Why is it so hard to wrap your head around these big numbers?
K.C. Cole, a commentator for American Public Media's Marketplace says it's just the way we're wired. According to Cole, "We automatically 'read' a billion as about a third of a trillion. After all, it's only three zeros off. But of course, a trillion is a thousand times a billion, and a thousand is a lot."
What Cole is saying may surprise you. A thousand doesn't seem like such a big number -- most people have at least $1,000 in their bank account. But divide your $200,000 annual salary by a factor of a thousand, and you'll find yourself scraping by on only $200 a year.
Increase the size of a classroom by the same amount, and your 15 students are suddenly a mob of 15,000. The distinction is roughly the difference between a million and a billion.
So how do you visualize a trillion? Creative people are coming up with new and better ways all the time. According to the MegaPenny Project, a cube of one trillion pennies stacked together would be 273 feet tall, somewhere between the height of the Washington Monument and the Empire State Building.
Here are our five favorite ways to put this colossal number into context.
1) A Trillion Seconds Worth of Distance Run
Can you guess how many days it takes for a trillion seconds to pass? If you said, "Let me go get my calculator," you're on the right track. I'll give you a hint: Each 24-hour day is worth 86,400 seconds. That's a huge number! But it's no where near a trillion.
A million seconds is 13 days.
A billion seconds is 31 years.
A trillion seconds is 31,688 years.
If you can believe it, a trillion seconds ago, modern humans were yet to exist, and Neanderthals stalked the plains of Europe.
2) Astronomically Large
Outside on a clear night, you can see about two thousand stars with the naked eye, according to the astronomy site A Bright Spot Opposite the Sun. With $1 trillion, you could buy all of those stars if each cost $500 million.

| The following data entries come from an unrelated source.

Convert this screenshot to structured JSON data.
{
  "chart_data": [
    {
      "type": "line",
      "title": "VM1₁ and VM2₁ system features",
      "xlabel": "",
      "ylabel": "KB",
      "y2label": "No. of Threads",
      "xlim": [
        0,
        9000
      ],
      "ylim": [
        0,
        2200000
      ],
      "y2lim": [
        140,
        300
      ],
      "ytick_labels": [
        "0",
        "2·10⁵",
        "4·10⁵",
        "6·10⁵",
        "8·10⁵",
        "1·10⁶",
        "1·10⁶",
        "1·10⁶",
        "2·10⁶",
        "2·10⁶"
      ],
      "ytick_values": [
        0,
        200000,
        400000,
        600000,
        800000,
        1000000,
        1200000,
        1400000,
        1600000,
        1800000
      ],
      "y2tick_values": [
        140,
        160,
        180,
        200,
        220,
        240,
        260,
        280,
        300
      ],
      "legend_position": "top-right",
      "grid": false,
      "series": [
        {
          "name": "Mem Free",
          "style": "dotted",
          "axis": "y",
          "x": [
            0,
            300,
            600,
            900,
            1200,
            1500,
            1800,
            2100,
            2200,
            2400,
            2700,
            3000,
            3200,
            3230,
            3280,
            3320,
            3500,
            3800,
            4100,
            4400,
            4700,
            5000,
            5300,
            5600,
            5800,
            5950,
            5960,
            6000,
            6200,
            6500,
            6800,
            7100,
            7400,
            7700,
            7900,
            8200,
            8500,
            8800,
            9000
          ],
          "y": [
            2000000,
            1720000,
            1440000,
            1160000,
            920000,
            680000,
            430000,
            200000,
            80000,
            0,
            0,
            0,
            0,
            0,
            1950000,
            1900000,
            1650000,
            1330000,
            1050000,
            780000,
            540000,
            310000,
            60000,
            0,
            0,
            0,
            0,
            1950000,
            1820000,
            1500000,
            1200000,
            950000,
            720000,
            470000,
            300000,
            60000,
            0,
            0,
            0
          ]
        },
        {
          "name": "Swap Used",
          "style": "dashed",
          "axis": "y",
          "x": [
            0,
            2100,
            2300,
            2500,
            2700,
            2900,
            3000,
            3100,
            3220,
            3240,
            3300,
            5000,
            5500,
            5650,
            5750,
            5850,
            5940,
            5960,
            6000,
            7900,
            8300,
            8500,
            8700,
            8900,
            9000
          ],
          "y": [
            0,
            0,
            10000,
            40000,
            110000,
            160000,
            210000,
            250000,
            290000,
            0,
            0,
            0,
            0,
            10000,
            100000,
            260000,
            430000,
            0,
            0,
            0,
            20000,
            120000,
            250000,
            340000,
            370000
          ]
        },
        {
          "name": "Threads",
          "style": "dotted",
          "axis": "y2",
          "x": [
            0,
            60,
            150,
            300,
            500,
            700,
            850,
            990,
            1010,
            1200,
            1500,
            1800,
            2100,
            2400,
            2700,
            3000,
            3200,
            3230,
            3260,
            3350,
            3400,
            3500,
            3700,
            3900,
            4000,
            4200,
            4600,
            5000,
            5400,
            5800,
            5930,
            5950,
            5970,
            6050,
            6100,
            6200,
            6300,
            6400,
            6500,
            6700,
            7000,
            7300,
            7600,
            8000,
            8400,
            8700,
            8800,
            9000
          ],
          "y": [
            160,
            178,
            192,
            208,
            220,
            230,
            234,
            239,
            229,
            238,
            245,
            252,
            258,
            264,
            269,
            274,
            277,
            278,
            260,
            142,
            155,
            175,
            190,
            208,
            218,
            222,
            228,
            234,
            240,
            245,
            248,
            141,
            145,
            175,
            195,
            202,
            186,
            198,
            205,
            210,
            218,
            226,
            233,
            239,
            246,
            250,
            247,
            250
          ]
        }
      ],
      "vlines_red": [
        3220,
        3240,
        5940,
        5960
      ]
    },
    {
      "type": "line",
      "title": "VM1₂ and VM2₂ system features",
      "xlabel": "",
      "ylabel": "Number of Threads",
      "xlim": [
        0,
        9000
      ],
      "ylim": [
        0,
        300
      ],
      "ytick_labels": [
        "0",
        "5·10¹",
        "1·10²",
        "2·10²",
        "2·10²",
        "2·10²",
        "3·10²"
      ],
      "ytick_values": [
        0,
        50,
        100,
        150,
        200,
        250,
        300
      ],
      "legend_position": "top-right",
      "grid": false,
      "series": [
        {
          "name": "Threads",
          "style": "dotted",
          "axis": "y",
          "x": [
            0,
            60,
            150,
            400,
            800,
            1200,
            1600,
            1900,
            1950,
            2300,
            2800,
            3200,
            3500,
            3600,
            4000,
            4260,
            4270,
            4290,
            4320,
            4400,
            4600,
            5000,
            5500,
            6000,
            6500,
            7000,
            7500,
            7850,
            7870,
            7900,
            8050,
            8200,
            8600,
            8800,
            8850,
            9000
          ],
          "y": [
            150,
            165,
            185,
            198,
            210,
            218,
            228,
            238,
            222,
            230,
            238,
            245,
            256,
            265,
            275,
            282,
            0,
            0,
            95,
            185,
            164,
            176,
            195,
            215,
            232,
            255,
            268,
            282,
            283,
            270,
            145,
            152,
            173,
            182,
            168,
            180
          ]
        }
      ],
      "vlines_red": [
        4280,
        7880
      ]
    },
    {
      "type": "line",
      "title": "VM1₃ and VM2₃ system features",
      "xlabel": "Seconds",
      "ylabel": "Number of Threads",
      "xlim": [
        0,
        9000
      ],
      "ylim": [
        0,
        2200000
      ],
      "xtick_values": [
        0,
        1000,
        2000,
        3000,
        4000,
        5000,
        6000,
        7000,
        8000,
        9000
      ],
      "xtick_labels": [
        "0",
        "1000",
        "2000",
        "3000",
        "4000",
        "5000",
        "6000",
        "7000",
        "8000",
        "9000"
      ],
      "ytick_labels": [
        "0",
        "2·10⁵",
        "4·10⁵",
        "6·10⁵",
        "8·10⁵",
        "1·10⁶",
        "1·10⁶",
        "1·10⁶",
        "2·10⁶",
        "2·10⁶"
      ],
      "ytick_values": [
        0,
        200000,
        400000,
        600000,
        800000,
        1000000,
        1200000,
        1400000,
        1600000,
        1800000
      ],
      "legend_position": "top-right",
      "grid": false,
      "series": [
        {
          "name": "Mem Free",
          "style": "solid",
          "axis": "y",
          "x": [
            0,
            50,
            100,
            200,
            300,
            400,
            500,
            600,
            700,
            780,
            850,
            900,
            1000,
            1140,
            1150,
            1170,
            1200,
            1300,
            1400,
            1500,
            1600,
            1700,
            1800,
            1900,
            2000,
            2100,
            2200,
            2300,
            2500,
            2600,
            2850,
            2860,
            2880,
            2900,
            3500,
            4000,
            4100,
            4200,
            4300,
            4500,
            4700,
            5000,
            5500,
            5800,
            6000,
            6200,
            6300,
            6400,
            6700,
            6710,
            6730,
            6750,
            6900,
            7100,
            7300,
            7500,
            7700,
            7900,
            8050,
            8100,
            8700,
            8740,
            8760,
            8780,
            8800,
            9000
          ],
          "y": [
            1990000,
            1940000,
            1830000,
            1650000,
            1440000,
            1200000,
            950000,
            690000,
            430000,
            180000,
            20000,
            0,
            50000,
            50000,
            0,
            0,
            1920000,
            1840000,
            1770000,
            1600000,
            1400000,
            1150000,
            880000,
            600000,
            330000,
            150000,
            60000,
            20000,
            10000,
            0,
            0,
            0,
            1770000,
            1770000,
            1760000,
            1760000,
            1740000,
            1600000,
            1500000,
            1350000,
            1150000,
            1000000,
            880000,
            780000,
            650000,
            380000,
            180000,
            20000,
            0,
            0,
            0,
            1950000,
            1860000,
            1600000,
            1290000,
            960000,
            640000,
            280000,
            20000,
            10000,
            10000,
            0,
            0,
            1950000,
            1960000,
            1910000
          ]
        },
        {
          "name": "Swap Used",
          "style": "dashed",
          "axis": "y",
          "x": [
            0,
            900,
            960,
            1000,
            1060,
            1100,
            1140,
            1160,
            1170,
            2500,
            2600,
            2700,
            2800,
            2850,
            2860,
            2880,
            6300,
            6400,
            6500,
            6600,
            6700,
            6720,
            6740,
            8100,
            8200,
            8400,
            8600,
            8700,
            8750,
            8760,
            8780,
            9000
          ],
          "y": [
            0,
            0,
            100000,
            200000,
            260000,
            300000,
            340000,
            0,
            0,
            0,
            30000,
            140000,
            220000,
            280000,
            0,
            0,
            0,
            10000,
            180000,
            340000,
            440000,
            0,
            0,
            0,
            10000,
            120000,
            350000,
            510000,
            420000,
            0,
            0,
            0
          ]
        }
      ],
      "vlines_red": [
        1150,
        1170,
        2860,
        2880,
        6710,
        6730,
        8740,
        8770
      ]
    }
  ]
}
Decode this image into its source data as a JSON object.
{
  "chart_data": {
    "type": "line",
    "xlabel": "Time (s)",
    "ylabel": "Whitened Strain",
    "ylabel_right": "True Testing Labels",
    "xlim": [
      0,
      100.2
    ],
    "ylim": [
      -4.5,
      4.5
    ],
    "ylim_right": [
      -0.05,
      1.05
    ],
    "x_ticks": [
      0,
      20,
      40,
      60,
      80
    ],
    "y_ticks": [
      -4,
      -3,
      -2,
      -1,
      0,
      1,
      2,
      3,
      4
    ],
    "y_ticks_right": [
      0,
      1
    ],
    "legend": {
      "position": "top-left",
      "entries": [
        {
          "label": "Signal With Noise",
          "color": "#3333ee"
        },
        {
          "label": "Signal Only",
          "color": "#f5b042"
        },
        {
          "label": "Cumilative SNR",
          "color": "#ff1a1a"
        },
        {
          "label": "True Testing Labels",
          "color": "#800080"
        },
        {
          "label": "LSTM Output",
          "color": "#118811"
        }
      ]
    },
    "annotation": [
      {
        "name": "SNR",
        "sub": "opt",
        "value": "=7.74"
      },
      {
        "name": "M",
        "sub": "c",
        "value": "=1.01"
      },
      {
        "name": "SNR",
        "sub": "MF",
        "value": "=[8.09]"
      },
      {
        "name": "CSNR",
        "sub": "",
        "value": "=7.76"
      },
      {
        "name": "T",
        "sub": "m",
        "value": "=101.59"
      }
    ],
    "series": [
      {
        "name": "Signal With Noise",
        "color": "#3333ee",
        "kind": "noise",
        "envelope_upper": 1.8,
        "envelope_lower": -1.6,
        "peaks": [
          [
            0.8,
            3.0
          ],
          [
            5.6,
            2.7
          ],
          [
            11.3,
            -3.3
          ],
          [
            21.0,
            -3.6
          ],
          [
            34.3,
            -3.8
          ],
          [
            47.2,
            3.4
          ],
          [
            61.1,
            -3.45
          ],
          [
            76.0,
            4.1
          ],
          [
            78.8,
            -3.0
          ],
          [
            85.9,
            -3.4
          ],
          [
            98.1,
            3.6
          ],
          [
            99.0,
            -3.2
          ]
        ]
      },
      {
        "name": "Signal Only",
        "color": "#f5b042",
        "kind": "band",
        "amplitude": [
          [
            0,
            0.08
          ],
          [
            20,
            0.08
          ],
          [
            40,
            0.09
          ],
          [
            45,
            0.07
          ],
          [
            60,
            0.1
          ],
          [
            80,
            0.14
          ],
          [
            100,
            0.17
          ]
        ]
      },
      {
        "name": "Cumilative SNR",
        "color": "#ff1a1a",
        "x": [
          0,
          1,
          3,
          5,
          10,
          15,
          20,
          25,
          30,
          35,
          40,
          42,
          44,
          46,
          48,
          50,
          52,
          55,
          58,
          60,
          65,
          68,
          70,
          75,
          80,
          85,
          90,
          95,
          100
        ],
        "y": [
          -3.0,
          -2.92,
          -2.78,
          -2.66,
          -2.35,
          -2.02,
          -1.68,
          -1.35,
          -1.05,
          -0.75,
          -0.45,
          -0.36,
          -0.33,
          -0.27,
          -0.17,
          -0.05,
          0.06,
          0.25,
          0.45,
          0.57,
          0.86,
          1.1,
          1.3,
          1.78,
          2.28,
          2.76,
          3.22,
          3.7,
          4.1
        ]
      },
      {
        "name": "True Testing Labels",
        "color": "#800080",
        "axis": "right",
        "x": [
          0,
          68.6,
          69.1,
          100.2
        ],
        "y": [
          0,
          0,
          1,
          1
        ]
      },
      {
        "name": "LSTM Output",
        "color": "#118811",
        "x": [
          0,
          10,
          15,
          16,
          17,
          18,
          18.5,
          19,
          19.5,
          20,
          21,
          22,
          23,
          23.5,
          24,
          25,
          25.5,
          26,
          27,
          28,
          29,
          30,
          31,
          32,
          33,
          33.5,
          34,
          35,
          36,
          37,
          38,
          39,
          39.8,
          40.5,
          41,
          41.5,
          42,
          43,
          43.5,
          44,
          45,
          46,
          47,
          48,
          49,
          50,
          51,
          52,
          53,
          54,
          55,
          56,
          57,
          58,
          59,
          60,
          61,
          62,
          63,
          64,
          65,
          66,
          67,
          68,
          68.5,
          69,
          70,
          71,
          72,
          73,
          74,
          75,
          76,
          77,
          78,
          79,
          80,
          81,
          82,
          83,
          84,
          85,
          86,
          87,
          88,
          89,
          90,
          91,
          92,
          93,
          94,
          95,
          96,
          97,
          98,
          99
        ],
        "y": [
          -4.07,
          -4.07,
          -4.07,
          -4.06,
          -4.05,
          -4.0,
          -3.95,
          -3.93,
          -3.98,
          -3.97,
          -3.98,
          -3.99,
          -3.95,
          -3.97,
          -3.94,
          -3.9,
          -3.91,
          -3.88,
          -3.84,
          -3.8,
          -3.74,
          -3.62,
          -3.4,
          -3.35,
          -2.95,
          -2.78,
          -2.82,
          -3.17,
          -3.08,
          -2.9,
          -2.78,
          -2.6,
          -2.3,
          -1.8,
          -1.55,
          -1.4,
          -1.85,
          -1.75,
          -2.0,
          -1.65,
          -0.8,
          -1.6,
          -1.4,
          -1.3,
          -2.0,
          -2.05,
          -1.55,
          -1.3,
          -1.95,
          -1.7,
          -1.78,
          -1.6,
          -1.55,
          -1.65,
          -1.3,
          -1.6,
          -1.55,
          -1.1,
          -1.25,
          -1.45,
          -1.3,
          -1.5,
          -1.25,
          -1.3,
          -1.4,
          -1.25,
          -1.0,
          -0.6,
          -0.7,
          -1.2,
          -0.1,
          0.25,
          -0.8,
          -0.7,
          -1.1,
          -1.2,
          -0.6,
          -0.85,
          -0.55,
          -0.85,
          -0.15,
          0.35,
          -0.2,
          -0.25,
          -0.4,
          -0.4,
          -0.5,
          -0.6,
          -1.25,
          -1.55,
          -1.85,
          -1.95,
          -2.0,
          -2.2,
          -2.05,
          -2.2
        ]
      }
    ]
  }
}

3) Oh the Places They Will Go
A brand new Porsche 911 is a pretty luxurious purchase. Only the truly wealthy can afford to plunk down $88,800 on a car that fits two people and a weekend bag. But with a trillion dollars, in addition to a diploma you could give a set of keys to every graduating high school student in the country -- for the next four years!
4) The 50 Richest People in the Room
Bill Gates, Warren Buffett, the entire Walton family -- these are just a few of the names that top Forbes' annual report on the richest people in the world. Yet none of them will ever be worth a trillion dollars.
In fact, if you put the 50 richest billionaires in a room, their combined net worth would barely pass $1 trillion.
5) Not Even the Biggest Blue-Chips
Let's go back to how much purchasing power $1 trillion will give you. For that amount of money, you could buy every share of Apple, Inc (Nasdaq: AAPL) -- and still have more than $600 billion to spend buying up every share of…
Microsoft (Nasdaq: MSFT) -- $229.92 billion
Berkshire Hathaway (NYSE: BRK-A) -- $185.15 billion
Wal-Mart (NYSE: WMT) -- $184.91 billion
Now that you have a better concept of one trillion, multiply that number by 14.5 and you have the current U.S. national debt. Can you wrap your head around that?